L'Explication Prémisse
Cet article permet, lors du partage des biens entre époux (liquidation du régime matrimonial), d'écarter l'application de clauses d'un contrat de mariage qui ne prennent effet qu'à la rupture du régime (divorce, séparation) ou au décès et qui donnent un avantage à l'un des époux, lorsque cet époux a été condamné pour des faits graves visés par la loi (violences, viol, témoignage mensonger, non-empêchement d'un crime ayant entraîné la mort, dénonciation calomnieuse). Autrement dit, une condamnation pénale pour ces faits peut conduire le juge, au moment du partage, à priver l'auteur de l'infraction du bénéfice de la clause avantageuse prévue dans la convention matrimoniale.
Imaginez qu'un couple ait signé un contrat de mariage prévoyant que, en cas de divorce, l'époux recevra l'usufruit d'un appartement. Si cet époux est ensuite condamné pour violences volontaires et agression sexuelle envers son conjoint, l'autre époux peut demander, au moment de la liquidation du régime matrimonial, que le juge prive le condamné du bénéfice de cette clause — c'est‑à‑dire qu'il perde l'usufruit prévu par le contrat.
- Champ d'application : porte sur la liquidation du régime matrimonial (partage des biens) et sur les clauses de la convention matrimoniale qui prennent effet à la dissolution du régime ou au décès.
- Nature des clauses visées : seules sont concernées les clauses qui confèrent un avantage à l'époux lorsqu'elles entrent en vigueur à la rupture du régime ou au décès.
- Condition essentielle : la privation repose sur une condamnation pénale de l'époux pour l'un des faits énumérés.
- Faits énumérés (exemples) : tortures/actes de barbarie, violences volontaires, viol/agression sexuelle contre le conjoint ; témoignage mensonger en procédure criminelle ; abstention volontaire d'empêcher un crime/délit ayant entraîné la mort quand il était possible d'intervenir sans risque ; dénonciation calomnieuse pour des faits punissables.
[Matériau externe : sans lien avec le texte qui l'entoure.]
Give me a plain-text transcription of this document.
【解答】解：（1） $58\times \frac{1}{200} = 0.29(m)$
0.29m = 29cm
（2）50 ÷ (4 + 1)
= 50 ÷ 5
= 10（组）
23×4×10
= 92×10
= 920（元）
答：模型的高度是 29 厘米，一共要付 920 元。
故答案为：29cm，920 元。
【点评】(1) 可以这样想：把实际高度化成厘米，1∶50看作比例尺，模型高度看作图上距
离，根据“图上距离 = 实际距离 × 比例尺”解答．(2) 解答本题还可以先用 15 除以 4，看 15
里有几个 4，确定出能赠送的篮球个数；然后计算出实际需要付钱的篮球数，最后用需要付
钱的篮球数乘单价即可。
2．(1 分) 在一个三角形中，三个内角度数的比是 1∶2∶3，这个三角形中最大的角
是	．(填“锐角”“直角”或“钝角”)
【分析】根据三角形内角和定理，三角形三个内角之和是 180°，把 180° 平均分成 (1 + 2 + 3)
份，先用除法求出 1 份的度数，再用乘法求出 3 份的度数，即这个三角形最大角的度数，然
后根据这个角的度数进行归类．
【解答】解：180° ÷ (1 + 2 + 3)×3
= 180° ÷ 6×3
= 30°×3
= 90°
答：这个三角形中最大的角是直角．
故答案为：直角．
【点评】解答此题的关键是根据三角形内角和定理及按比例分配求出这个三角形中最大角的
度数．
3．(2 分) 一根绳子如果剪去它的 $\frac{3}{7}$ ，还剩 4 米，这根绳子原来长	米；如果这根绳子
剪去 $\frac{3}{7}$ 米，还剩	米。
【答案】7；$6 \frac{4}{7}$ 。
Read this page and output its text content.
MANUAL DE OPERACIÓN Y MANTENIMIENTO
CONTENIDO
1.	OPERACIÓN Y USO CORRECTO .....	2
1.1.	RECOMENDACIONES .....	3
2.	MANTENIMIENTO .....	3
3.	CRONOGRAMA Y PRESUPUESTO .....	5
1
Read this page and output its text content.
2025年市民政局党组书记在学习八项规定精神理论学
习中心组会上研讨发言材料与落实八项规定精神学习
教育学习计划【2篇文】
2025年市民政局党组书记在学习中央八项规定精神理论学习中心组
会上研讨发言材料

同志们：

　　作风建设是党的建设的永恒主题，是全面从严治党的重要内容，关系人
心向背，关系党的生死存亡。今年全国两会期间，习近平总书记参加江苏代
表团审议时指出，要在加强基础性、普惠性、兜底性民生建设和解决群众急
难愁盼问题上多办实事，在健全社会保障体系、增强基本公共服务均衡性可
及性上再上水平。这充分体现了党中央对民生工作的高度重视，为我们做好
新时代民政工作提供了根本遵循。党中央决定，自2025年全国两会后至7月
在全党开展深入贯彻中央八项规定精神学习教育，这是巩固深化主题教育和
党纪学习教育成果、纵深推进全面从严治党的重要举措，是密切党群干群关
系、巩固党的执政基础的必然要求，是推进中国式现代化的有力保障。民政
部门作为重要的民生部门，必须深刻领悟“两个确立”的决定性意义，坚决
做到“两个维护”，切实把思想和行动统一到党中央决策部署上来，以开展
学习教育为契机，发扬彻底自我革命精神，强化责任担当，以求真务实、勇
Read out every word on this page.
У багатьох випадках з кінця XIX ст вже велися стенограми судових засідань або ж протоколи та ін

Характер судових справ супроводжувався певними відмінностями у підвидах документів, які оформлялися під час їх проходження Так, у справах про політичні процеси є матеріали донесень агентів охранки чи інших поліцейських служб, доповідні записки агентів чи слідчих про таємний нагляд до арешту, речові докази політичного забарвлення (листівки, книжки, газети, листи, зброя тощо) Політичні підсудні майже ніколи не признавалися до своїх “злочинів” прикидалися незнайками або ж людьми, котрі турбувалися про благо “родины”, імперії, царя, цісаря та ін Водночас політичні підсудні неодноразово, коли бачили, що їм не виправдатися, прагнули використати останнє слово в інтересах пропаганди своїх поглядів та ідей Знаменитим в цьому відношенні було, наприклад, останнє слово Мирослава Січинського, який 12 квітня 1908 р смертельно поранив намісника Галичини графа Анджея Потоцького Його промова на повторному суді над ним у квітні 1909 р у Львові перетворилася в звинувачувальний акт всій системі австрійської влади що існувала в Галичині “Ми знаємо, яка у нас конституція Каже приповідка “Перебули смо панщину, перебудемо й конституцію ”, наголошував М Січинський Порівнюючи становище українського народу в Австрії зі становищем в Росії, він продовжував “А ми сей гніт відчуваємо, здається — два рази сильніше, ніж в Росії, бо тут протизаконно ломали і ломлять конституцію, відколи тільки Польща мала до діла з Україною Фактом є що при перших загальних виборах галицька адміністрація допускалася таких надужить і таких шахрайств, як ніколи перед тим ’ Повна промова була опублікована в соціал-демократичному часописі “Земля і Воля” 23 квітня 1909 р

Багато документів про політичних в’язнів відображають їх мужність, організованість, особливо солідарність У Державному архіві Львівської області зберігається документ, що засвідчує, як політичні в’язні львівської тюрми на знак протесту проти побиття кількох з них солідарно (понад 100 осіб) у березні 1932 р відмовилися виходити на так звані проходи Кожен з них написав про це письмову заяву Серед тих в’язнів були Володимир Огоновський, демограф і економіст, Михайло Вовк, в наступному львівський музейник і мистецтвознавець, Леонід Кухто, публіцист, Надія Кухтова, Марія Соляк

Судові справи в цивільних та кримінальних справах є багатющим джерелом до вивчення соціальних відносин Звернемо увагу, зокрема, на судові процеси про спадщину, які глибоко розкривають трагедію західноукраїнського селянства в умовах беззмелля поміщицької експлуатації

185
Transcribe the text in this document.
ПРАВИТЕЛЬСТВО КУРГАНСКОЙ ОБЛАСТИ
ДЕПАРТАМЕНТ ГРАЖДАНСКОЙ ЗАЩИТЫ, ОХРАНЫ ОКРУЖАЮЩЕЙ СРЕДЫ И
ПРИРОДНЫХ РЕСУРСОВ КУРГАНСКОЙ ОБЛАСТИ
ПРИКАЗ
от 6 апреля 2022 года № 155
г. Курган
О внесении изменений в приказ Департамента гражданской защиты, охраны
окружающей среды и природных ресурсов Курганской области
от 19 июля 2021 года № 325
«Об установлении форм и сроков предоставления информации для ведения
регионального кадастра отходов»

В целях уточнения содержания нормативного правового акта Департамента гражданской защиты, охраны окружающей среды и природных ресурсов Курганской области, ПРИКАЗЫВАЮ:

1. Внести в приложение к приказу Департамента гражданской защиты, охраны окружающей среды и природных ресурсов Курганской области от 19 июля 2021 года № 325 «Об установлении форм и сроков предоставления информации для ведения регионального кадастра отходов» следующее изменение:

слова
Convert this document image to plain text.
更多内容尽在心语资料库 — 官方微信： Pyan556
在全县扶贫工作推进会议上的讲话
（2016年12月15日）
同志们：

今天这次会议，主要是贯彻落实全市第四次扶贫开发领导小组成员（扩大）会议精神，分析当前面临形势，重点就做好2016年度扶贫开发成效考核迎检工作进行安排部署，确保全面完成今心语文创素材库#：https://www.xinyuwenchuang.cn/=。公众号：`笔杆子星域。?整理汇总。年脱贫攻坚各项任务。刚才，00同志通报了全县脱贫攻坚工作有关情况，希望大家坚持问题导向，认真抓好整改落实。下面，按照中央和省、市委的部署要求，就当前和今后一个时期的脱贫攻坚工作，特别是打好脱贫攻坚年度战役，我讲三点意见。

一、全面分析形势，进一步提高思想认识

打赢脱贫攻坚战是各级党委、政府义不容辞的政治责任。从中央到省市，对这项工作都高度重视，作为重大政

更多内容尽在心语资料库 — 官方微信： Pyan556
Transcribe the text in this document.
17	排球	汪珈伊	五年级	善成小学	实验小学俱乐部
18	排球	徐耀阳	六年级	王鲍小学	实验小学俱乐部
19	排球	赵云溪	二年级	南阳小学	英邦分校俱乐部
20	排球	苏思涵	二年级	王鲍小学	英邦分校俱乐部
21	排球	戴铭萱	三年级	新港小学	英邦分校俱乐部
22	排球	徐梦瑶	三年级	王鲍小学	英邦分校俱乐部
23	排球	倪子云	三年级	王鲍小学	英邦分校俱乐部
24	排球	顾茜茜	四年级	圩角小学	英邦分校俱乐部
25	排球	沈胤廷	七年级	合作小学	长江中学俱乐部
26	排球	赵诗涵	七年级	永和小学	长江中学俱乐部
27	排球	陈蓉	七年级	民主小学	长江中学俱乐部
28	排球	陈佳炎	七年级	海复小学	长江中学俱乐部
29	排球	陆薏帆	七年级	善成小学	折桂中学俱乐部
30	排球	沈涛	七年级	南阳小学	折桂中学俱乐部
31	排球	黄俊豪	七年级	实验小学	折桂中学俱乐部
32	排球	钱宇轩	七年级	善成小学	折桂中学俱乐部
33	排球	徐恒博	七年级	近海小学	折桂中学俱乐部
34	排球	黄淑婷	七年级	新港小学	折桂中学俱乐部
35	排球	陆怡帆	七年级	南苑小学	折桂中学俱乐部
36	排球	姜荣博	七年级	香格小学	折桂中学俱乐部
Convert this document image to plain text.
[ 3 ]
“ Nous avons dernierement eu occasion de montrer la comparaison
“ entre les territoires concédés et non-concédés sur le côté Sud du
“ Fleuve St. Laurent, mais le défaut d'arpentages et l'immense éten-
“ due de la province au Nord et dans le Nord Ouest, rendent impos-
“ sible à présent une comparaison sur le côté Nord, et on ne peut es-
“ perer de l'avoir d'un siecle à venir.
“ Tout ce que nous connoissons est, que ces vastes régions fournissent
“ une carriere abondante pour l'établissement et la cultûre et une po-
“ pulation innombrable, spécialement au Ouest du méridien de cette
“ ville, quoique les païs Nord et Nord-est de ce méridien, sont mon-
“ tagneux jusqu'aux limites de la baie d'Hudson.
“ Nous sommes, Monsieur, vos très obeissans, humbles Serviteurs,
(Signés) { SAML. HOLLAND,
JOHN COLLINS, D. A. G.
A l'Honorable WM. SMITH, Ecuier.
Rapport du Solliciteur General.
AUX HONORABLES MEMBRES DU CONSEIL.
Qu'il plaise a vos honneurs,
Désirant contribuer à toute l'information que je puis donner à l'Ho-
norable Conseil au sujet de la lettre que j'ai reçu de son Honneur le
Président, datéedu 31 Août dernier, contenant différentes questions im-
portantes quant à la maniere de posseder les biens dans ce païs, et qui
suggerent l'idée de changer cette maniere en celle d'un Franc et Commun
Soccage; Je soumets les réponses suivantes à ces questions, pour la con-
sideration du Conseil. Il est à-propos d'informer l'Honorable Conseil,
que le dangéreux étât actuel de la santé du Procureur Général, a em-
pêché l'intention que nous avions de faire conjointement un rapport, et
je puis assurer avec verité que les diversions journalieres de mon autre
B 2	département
- Effet : le juge peut (discrétion judiciaire) déchoir l'époux condamné du bénéfice de la clause — ce n'est pas automatique mais soumis à l'appréciation du tribunal lors de la liquidation.
- Il s'agit d'une mesure civile liée à une condamnation pénale : la condamnation sert de base pour priver d'un avantage contractuel, distincte des sanctions pénales.
- La demande doit être soulevée lors de la procédure de liquidation ; la décision dépendra des éléments de la cause et de la condamnation pénale.